48. What is the value of $x$ that satisfies the equation $5x - 8 + 2x = 20$?

    $x = 12/7$

    $x = 28$

    $x = 2.5$

    $x = 4$

49. Solve for $x$: $3(4x - 5) = 33$.

    $x = 1.5$

    $x = 4$

    $x = 19/6$

    $x = 3$

50. Determine the solution to the linear equation $7x - 12 = 3x + 8$.

    $x = -1$

    $x = 0.4$

    $x = 5$

    $x = 2$

51. Solve the following equation for $x$: $2(3x - 4) + 10 = 5x + 15$.

    $x = 19$

    $x = -3$

    $x = 13$

    $x = 17$

52. Write the equation of the line

    
    y=-1/2x+3

    y=2x+3

    y=1/2x+3

    y=2x-3

53. Write the equation of the line

    
    y=-2/5x-4

    y=1/10x-5

    y=10x-5

    y=2/5x-5

54. Write the equation of the line

    
    y=1/3x+3

    y=3x+3

    y=-3x+3

    y=-1/3x+3

Numerical

55. What is the degree (highest exponent) of the independent variable $x$ in the equation $y = \frac{1}{2}x + 9$?

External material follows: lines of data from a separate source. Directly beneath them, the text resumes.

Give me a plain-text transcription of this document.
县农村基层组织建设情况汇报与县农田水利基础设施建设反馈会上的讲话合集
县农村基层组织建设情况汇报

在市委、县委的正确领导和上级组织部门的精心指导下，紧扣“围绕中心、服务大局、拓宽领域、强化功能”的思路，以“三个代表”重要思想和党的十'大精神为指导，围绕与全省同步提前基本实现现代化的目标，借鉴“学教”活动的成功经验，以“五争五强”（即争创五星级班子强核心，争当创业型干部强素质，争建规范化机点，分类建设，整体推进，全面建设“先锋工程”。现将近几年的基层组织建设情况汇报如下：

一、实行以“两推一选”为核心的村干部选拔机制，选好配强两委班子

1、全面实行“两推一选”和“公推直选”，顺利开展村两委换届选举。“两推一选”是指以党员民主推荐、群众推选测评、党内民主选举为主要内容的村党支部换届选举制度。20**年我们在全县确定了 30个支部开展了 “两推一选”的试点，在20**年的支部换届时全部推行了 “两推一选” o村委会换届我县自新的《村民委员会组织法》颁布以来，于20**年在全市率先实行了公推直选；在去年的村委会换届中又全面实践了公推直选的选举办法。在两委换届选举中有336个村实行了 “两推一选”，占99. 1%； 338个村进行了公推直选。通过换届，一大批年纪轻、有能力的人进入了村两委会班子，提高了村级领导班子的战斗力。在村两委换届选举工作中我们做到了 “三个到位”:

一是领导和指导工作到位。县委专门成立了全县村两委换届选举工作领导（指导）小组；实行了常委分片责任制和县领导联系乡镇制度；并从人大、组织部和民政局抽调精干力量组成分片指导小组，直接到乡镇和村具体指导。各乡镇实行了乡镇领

56. Consider the following list of equations. How many of these equations represent a linear relation (meaning the highest degree of the variables is 1)? I. $y = 5x - 4$ II. $y = 3x^2 + 1$ III. $x + 2y = 10$ IV. $y = \frac{1}{x}$

57. A construction crew is building a roof. For every $25$ feet the roof extends horizontally (the run), it rises $2$ feet vertically (the rise). What is the slope (gradient) of the roof? (Express your answer as a decimal).